CEDAR RAPIDS — No over-the-top parties after this one. Bret Hoyer was going to keep things low key, as you’d expect.

“We’re going to celebrate a birth in the state tournament the way we always do,” the Cedar Rapids Kennedy baseball coach said Wednesday night after his Cougars beat back Cedar Falls, 9-1, in a Class 4A substate final at Kennedy. “Get together with some friends at the house and eat some pizza.”

Hopefully a lot of friends and a lot of pizza because Hoyer deserves the adulation. This was his 600th career victory in 23 years as a head coach: three at Iowa City Regina and the last 20 at Kennedy.
The Cougars are in “The Show” for the third year in a row and 12th time overall under Hoyer, who has led Kennedy to four state championship games, including a title in 2010. Kennedy (32-6) is the No. 2 seed this time around and draws Linn-Mar (29-11) in a 4A quarterfinal next Wednesday night at 6 p.m. at Principal Park in Des Moines.

“That’s amazing,” said center fielder Josh Jahlas, who joined a teammate in dousing Hoyer with a celebratory cooler of water postgame. “He’s a fantastic coach, and he deserves every one of those wins.”

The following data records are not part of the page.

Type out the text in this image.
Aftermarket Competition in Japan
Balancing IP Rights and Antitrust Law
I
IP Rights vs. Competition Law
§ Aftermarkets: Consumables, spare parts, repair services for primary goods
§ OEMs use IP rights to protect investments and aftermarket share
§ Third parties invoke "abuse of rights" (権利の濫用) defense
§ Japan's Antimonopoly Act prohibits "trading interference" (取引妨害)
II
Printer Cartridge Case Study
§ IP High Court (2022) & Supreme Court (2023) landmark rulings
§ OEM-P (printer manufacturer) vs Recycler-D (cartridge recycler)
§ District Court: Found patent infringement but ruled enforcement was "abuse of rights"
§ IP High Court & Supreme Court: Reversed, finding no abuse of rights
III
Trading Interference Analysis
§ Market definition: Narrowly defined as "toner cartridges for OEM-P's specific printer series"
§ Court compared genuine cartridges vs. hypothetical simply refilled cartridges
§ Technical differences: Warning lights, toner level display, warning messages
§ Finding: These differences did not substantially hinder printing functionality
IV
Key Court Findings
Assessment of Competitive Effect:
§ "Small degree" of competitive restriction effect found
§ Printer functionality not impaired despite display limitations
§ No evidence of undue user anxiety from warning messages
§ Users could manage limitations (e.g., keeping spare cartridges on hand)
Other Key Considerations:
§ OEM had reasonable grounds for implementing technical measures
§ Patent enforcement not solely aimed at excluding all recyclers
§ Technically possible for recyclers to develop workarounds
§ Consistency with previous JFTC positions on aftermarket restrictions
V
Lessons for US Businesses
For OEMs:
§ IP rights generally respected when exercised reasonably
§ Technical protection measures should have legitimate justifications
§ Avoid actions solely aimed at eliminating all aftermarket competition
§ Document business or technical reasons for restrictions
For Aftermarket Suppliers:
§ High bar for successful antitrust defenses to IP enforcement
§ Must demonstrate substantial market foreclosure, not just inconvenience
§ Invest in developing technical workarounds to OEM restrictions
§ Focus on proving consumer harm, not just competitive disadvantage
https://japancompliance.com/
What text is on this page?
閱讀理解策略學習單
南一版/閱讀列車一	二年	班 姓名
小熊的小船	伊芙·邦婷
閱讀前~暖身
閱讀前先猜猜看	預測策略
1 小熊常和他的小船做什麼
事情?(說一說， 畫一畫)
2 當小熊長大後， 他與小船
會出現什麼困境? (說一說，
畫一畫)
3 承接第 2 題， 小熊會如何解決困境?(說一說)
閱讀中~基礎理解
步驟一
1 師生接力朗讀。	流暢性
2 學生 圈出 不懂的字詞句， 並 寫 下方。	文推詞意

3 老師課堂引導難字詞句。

“I’m just excited for these guys to go to the state tournament,” Hoyer said. “Hopefully they’ll have a good tournament and show everybody the caliber of baseball they can play.”

That caliber was darned good Wednesday night. Kennedy took advantage of some obvious big-game jitters from a younger Cedar Falls team that committed six telltale errors. The Tigers ended their season 22-19.

The Cougars scored right away in the top of the first on a wild pitch by Tigers starting pitcher Christopher Baltazor, took a 2-0 lead on an unearned fourth-inning run, and put the game away with five unearned runs in the fifth. Kennedy was impressive in the way it was continually aggressive on the basepaths (always a Hoyer staple) and successful at moving runners over and in.

For instance, Kennedy went 2-for-2 in sacrifice-bunt attempts and scored a pair of runs on sacrifice flies.

“I think we played pretty well,” said Jahlas, who went 3-for-5 with a run and two RBIs. He has been commuting back and forth between Cedar Rapids and Ames, where he is a Shrine Bowl football game player.

“They gave us a lot of opportunities, and we took advantage of those opportunities,” Jahlas said. “We hit the ball well when we needed to.”

And pitched well, too. Ace Alex Hayden went the first five innings, giving up just one hit and the lone CF run. Adam Lloyd and Nick Appleget followed with shutout relief innings in a tuneup for what Kennedy hopes is a long tournament run next week.

“Our coach preaches pitching and defense,” Hayden said. “That’s what we’ve been able to do these first two (postseason) games. We know if we do that, we’re going to win.”